在本发明中，所述步骤b中高压液相分离用流动相优选为体积浓度40％甲醇水溶液。

为了明确提取物成分，收集高压液相分离7分钟时出峰的化合物分别进行核磁共振、高效液相制备谱图、氢谱和碳谱分析，结果发现，提取物为青霉酸，结构式如式(1)所示。

下面结合实施例对本发明提供的一株生产青霉酸的菌株及其应用进行详细的说明，但是不能把它们理解为对本发明保护范围的限定。

实施例1

从青岛市崂山区地区野生的中华补血草的根际采集根际土壤，用于后续分离。将中华补血草根际土接种于分离培养基(麦芽浸膏3％，蛋白胨0.5％，琼脂2％，1000ml海水)上在28℃条件下进行分离培养，经形态鉴定，筛选得到的菌株为penicilliumsp.。将分离得到的菌株于2018年11月6日保藏至中国微生物菌种保藏管理委员会普通微生物中心，保藏编号为cgmccno.16496。

实施例2

将实施例1分离得到penicilliumsp.菌株接种至菌种培养基(海水的pda培养基)上培养，得到菌种。配制大米培养基作为发酵培养基，每500ml的锥形瓶中添加80g大米，120ml海水，0.24g蛋白胨，经过高压灭菌，得到发酵培养基。将上述制备的0.5cm×0.5cm×0.5cm规格的琼脂块菌种接种三块至锥形瓶中，接种50个锥形瓶置于28℃恒温静置培养40～50d，得到发酵物。

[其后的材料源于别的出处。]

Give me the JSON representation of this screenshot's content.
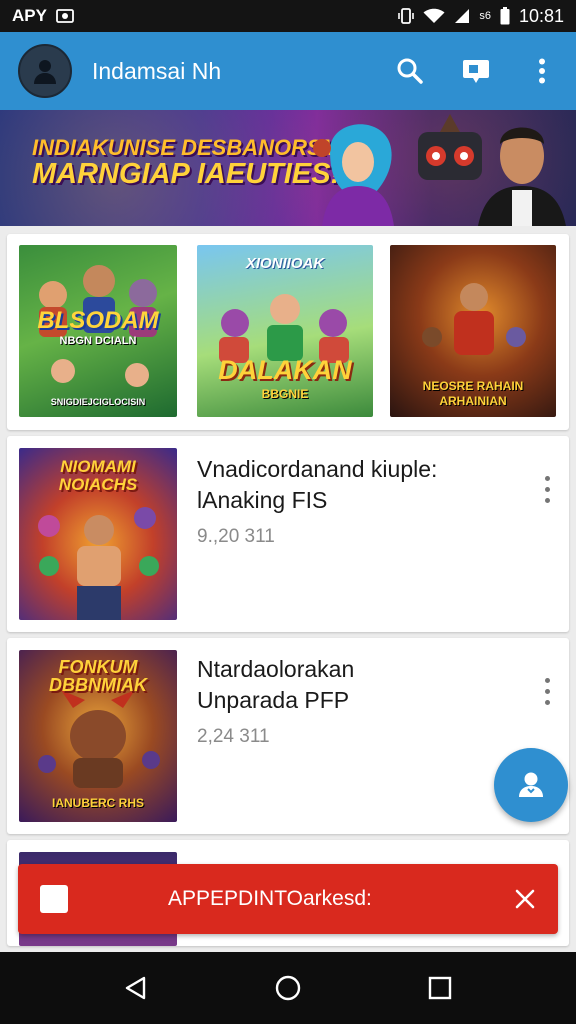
{
  "status_bar": {
    "carrier": "APY",
    "time": "10:81",
    "signal_label": "s6"
  },
  "app_bar": {
    "title": "Indamsai Nh",
    "avatar_icon": "person-icon",
    "actions": [
      "search-icon",
      "cast-icon",
      "more-vert-icon"
    ]
  },
  "banner": {
    "line1": "INDIAKUNISE DESBANORSM",
    "line2": "MARNGIAP IAEUTIES!"
  },
  "grid": {
    "tiles": [
      {
        "title": "BLSODAM",
        "subtitle": "NBGN DCIALN",
        "caption": "SNIGDIEJCIGLOCISIN"
      },
      {
        "title": "DALAKAN",
        "subtitle": "XIONIIOAK",
        "caption": "BBGNIE"
      },
      {
        "title": "",
        "subtitle": "",
        "caption": "NEOSRE RAHAIN ARHAINIAN"
      }
    ]
  },
  "list": {
    "items": [
      {
        "title_line1": "Vnadicordanand kiuple:",
        "title_line2": "lAnaking FIS",
        "meta": "9.,20 311",
        "thumb_title": "NIOMAMI NOIACHS"
      },
      {
        "title_line1": "Ntardaolorakan",
        "title_line2": "Unparada PFP",
        "meta": "2,24 311",
        "thumb_title": "FONKUM DBBNMIAK",
        "thumb_caption": "IANUBERC RHS"
      }
    ]
  },
  "fab": {
    "icon": "download-user-icon"
  },
  "snackbar": {
    "message": "APPEPDINTOarkesd:"
  },
  "nav": {
    "buttons": [
      "back-icon",
      "home-icon",
      "recents-icon"
    ]
  },
  "colors": {
    "app_bar": "#2f8fd0",
    "snackbar": "#d9291e",
    "background": "#ececec"
  }
}
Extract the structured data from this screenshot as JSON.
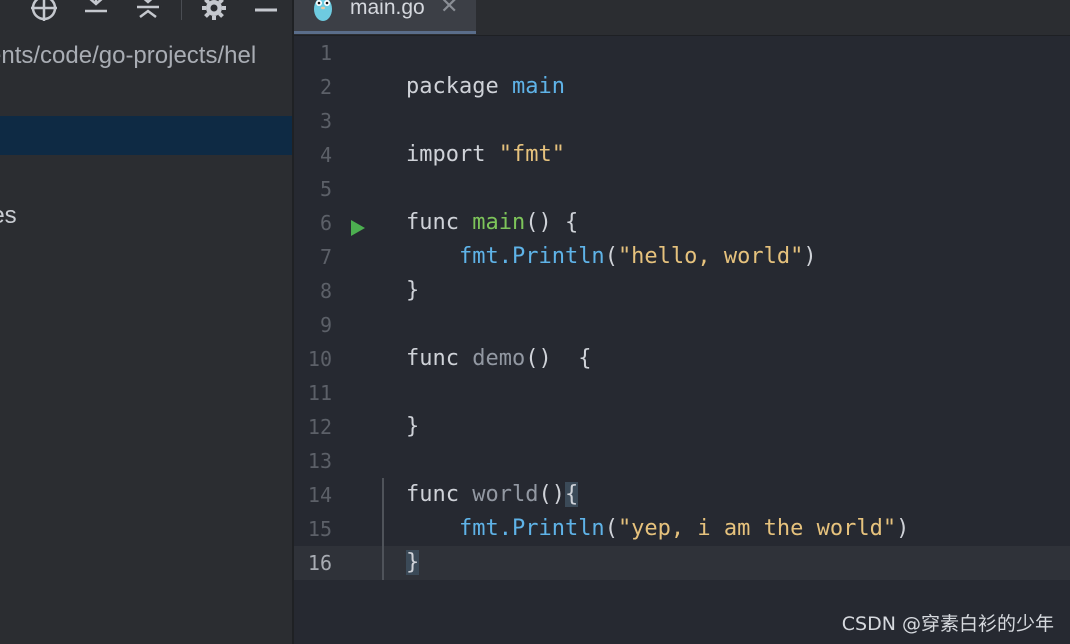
{
  "project_panel": {
    "path": "ents/code/go-projects/hel",
    "tree_item": "les"
  },
  "tab": {
    "filename": "main.go"
  },
  "code_lines": [
    {
      "num": "1"
    },
    {
      "num": "2",
      "t1": "package ",
      "t2": "main"
    },
    {
      "num": "3"
    },
    {
      "num": "4",
      "t1": "import ",
      "t2": "\"fmt\""
    },
    {
      "num": "5"
    },
    {
      "num": "6",
      "t1": "func ",
      "t2": "main",
      "t3": "() {"
    },
    {
      "num": "7",
      "t1": "    ",
      "t2": "fmt.Println",
      "t3": "(",
      "t4": "\"hello, world\"",
      "t5": ")"
    },
    {
      "num": "8",
      "t1": "}"
    },
    {
      "num": "9"
    },
    {
      "num": "10",
      "t1": "func ",
      "t2": "demo",
      "t3": "()  {"
    },
    {
      "num": "11"
    },
    {
      "num": "12",
      "t1": "}"
    },
    {
      "num": "13"
    },
    {
      "num": "14",
      "t1": "func ",
      "t2": "world",
      "t3": "()",
      "t4": "{"
    },
    {
      "num": "15",
      "t1": "    ",
      "t2": "fmt.Println",
      "t3": "(",
      "t4": "\"yep, i am the world\"",
      "t5": ")"
    },
    {
      "num": "16",
      "t1": "}"
    }
  ],
  "watermark": "CSDN @穿素白衫的少年",
  "colors": {
    "keyword": "#cfd2d8",
    "package_name": "#5fb3e8",
    "function_name": "#7dc45a",
    "string": "#e6c27d",
    "run_icon": "#4caf50"
  }
}
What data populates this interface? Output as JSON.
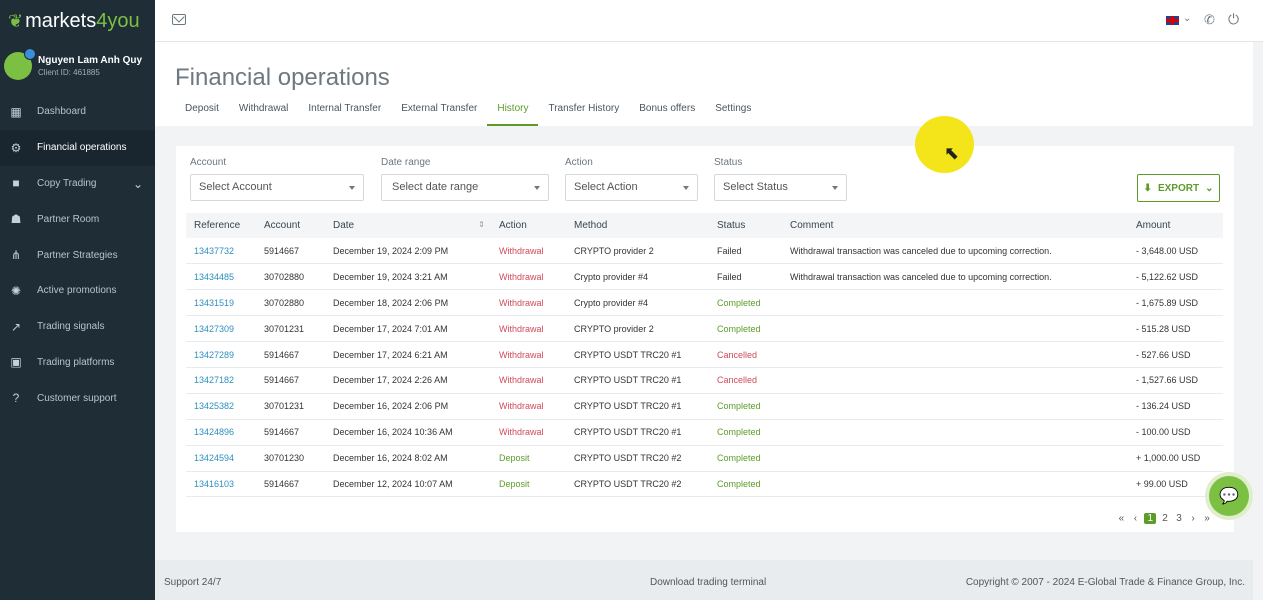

向每个瓶中加入200ml乙酸乙酯浸泡过夜，然后在超频率59khz，超声温度为室温(20℃)，超声功率135w的条件下连续超声10minn，将超声后的物料进行固液分离，得到的乙酸乙酯相经减压蒸馏回收溶剂(转蒸发仪：水浴温度为35c，循环水式真空泵使装置为真空状态，真空表读数约为-0.1mpa相对压力)，最后所得粗提物40.71g。将粗提物进行指纹谱图分析，分析条件如下：0～5min体积浓度10％甲醇水溶液，5～25min体积浓度50％甲醇水溶液，25～40min纯甲醇。粗提物的指纹谱图见图1，13.3分钟出峰化合物经检测为青霉酸。

实施例3

将实施例2制备的粗提物过减压硅胶正相柱，固定相为200～300目硅胶，流动相为甲醇-二氯甲烷混合溶剂，甲醇和二氯甲烷的体积比为50:50，分离得到青霉酸和二氢青霉酸混合物。将得到的混合物经高压液相分离，高压液相仪器参数：tianjinbonna-agelatechnologiesco.,ltd.,china，泵型号—hp-q-p050，紫外检测器型号—hp-q-uv100s，柱参数—innovalcolumn(10×250mm,10μm)，得到精制提取物。高效液相分析得到的青霉酸高效液相制备谱图见图2。40％甲醇水溶液作为流动相，在第7分钟出峰，收集峰组分进行核磁共振分析、氢谱分析和碳谱分析。经核磁数据鉴定为青霉酸，其中核磁共振结果见表1。青霉酸氢谱谱图见图3。青霉酸碳谱谱图见图4。

表1.化合物青霉酸核磁数据(500，125mhz,cdcl3,tms,δppm)

经紫外检测器检测，本发明提取得到的青霉酸纯品，纯度在99.5％以上。

以上所述仅是本发明的优选实施方式，应当指出，对于本技术领域的普通技术人员来说，在不脱离本发明原理的前提下，还可以做出若干改进和润饰，这些改进和润饰也应视为本发明的保护范围。